The regiment was reconstituted in 1758 and participated in the abortive assault on Ft. Carillon where a number of Blues were killed. Another contingent of Jersey men helped reduce Ft. Frontenac on Lake Ontario.
The regiment was once more re-mustered under Colonel Schuyler (held captive by the French until November 1758) and garrisoned Fort Edward in May 1759 as part of Jeffery Amherst's invasion force. On July 2, 1759 a work party of Blues was ambushed near Lake George and six "were killed and scalped...in a most shocking manner." The regiment was engaged at Niagara in August 1759 advancing with Amherst and ended the campaign having participated in the glorious capture of Quebec in 1760. Payroll accounts show that the "Old Blues" as they were now called were still mustered in 1761. In 1762 a contingent of the Jersey Blues provincial regiment joined a British expedition to Havana.
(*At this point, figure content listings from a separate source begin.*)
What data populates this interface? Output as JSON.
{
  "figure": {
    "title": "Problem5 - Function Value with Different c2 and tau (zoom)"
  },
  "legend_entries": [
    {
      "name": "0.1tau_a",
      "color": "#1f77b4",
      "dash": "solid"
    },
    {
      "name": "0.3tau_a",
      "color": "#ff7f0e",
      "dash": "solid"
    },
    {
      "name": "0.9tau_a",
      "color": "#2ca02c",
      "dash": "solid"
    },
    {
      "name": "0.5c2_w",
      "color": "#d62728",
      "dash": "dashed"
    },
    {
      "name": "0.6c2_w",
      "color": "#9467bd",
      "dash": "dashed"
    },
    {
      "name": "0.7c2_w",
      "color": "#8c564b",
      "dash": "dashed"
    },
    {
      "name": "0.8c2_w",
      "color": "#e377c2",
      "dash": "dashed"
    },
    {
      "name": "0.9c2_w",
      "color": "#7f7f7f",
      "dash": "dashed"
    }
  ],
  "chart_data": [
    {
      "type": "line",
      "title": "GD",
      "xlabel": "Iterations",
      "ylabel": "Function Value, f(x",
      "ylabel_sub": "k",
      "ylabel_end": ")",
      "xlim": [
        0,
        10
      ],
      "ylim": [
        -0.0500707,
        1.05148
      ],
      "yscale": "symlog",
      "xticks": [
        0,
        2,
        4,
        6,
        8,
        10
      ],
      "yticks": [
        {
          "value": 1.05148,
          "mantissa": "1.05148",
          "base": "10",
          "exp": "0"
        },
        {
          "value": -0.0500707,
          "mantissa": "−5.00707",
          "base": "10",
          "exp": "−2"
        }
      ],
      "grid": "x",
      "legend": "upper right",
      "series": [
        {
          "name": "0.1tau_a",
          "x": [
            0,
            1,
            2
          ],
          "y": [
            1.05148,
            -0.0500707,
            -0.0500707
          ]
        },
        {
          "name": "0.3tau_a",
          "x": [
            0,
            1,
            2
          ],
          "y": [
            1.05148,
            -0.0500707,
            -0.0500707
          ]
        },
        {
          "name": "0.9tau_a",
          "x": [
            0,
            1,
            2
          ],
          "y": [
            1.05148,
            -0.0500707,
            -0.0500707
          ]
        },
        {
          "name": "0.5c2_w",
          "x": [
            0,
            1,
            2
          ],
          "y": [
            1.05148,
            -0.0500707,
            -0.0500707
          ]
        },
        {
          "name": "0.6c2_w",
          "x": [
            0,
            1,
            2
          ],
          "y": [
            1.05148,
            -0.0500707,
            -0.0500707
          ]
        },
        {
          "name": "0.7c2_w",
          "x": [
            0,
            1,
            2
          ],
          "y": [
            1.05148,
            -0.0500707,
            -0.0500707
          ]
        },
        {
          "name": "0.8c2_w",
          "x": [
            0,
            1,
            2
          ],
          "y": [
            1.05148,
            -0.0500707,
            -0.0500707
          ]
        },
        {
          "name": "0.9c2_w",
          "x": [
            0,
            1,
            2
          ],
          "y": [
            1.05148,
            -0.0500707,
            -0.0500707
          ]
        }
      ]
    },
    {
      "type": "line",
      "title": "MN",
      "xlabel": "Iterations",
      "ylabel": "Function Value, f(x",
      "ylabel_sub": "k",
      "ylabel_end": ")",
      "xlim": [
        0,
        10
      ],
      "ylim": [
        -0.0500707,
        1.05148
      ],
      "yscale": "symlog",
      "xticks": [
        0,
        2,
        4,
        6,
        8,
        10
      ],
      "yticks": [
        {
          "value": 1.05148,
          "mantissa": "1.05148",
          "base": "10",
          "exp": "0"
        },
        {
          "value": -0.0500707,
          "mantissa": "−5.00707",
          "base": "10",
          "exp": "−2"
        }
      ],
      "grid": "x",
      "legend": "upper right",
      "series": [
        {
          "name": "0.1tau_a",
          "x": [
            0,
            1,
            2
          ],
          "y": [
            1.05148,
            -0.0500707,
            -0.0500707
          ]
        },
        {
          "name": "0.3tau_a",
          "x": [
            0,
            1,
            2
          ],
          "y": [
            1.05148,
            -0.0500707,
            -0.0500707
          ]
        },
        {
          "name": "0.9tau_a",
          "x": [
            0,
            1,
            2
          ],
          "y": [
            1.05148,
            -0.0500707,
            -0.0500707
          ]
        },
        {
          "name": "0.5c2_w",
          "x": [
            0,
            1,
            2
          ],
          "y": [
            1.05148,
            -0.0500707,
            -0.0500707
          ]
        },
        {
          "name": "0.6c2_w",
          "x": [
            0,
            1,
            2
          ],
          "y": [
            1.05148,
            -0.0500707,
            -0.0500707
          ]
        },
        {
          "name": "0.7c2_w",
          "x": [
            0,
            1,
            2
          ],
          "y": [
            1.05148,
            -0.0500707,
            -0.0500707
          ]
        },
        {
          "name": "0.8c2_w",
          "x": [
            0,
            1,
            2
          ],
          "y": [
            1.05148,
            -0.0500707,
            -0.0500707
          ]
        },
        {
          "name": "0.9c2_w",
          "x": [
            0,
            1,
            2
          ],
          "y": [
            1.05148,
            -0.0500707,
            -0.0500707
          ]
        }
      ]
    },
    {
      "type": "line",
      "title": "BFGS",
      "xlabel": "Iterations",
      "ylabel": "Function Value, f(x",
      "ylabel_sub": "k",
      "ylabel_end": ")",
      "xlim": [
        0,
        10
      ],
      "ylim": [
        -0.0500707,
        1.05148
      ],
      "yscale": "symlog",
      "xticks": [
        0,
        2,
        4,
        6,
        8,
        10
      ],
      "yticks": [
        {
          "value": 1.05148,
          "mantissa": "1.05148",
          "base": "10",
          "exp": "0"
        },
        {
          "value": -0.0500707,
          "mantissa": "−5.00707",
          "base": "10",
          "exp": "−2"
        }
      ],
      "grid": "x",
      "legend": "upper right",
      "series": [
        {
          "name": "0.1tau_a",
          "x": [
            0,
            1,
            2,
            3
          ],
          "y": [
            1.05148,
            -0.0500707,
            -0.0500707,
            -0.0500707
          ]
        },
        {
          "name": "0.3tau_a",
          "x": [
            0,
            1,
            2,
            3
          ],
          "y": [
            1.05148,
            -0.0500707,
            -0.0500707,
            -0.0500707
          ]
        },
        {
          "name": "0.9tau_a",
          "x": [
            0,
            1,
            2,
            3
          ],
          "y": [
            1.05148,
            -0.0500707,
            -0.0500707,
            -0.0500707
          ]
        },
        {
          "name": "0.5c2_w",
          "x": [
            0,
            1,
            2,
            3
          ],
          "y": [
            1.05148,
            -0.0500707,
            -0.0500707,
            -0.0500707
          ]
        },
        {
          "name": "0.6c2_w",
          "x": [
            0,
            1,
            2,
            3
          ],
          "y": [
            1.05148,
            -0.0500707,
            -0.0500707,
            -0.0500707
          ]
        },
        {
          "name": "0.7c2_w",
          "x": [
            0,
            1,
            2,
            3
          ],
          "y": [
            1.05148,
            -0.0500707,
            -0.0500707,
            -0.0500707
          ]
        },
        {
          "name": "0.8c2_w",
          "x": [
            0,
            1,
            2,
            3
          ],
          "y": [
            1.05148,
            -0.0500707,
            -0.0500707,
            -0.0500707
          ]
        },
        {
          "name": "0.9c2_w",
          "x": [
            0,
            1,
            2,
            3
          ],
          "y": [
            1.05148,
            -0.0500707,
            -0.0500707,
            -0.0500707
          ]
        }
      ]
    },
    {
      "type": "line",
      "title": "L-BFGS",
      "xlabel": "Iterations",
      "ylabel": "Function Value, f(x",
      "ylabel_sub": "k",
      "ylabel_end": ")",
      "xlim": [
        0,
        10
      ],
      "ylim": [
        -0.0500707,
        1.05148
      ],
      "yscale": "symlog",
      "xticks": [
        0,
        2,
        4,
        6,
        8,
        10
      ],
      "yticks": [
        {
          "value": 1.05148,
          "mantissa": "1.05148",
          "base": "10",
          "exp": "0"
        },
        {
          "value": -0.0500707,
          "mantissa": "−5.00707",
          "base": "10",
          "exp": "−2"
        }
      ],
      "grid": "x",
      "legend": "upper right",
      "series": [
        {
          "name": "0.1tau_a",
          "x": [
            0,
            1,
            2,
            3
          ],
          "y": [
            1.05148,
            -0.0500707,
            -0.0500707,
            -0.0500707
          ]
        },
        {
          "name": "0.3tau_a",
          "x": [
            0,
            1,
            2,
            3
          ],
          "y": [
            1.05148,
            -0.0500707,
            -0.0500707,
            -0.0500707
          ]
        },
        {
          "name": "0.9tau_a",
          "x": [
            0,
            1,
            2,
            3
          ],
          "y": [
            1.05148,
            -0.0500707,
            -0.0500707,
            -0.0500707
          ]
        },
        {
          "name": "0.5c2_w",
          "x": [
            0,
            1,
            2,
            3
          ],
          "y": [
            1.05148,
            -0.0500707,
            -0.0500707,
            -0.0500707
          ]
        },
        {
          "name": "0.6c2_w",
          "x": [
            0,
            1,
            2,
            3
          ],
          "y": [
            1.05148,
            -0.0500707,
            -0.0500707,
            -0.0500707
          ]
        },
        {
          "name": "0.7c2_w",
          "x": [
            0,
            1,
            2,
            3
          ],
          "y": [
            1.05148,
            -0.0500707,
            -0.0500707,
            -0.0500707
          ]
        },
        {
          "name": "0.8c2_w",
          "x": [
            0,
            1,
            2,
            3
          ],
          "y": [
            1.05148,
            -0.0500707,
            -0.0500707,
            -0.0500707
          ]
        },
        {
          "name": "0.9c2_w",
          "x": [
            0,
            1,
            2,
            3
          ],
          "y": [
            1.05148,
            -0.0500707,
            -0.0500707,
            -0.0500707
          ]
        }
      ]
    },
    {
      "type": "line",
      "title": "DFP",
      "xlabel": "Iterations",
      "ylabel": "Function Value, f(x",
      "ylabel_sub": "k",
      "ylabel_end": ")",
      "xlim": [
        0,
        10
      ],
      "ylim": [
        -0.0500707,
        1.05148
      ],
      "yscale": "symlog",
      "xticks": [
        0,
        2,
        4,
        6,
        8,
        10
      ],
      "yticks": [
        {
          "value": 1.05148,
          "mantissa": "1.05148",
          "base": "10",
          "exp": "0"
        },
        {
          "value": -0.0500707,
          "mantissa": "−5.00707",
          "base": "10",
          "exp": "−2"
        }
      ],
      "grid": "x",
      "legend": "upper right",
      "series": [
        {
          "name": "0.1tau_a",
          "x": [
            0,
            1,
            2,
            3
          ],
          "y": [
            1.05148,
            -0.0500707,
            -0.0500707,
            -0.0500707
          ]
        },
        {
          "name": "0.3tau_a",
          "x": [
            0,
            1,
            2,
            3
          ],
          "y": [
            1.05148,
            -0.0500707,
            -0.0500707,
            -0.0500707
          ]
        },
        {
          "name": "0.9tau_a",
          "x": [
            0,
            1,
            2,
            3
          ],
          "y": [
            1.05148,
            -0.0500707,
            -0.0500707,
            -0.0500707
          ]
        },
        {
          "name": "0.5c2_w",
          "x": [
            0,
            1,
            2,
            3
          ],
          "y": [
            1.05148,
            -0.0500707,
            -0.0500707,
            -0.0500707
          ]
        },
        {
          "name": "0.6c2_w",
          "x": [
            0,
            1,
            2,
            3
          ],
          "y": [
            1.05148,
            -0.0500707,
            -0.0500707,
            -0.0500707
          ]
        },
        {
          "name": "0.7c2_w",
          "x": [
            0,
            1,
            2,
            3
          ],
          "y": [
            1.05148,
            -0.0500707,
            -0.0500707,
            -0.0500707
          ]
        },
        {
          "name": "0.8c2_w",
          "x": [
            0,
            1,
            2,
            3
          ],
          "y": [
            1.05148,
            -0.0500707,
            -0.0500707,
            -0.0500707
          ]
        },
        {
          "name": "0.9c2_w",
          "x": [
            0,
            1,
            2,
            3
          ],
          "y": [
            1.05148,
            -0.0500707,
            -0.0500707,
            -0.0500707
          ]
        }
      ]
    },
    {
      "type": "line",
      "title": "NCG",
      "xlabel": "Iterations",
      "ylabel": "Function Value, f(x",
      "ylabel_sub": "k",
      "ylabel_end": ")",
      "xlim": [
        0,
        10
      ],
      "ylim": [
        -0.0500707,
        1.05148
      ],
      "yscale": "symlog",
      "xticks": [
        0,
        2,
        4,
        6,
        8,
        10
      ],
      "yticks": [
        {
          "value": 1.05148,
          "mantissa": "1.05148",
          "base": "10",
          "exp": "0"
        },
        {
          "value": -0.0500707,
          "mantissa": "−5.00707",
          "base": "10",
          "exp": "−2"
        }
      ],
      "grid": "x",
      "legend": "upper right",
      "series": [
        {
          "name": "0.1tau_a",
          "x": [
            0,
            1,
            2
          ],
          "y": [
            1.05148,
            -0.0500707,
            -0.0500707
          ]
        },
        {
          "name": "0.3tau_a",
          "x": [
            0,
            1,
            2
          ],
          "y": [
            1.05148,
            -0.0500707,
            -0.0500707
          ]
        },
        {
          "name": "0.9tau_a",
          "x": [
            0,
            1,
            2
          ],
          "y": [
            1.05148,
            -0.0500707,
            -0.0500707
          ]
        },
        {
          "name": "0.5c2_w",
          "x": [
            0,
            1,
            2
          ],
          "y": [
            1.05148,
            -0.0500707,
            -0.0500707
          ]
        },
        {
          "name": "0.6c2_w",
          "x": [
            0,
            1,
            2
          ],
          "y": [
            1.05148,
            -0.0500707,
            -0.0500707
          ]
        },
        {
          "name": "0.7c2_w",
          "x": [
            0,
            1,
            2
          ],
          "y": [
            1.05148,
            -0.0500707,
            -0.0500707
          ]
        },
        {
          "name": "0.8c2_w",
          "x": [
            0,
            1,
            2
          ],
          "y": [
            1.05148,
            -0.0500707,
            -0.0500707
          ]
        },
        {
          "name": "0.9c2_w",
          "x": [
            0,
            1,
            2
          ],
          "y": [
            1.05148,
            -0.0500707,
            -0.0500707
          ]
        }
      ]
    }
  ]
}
James Garthwait cannot be positively verified on the muster rolls of the Jersey Blues from the French & Indian War period as the rolls are not published online or readily available in hardcover. However, the muster rolls do exist and are available for review in the New Jersey State Archives Collection, Department of Defense, Adjutant General's Office, Draft Compilations of Military Service Rosters, Box 2 and Reel 2. A recent book by Greg Casterline, self-published in 2007, titled Colonial Tribulations-The New Jersey Blues at Ft. Oswego and Ft. William Henry delves into the French & Indian War exploits of this hard-fighting provincial regiment.
A final note on uniforms and equipment. It can be deduced that the Jersey Blues entered the French & Indian War dressed as frontiersmen armed with typical long rifle, ball pouch and horn. Modern day re-enactors emphasize this impression. According to a New Jersey Historical Society article written in 1924 the men "were supplied with one hat, one pair of stockings and one pair of shoes" but were otherwise expected to arm and equip themselves for which they were paid an allowance and small salary authorized by the New Jersey legislature. Despite the moniker, the Jersey Blues did not receive complete uniforms — blue faced with scarlet — until August, 1760, near the end of their third French & Indian War enlistment. It is also known that New Jersey men served in the (British) regular 60th Regiment of Foot recruited exclusively from colonials, known as the Royal Americans. The Jersey Blues became the 1st New Jersey Regiment and fought with distinction during the American Revolution.
Condition: Horn has a beautiful yellow patina that is untouched and never cleaned. Wood plug is dried and scuffed. An outstanding horn which recently surfaced in Denver, Colorado.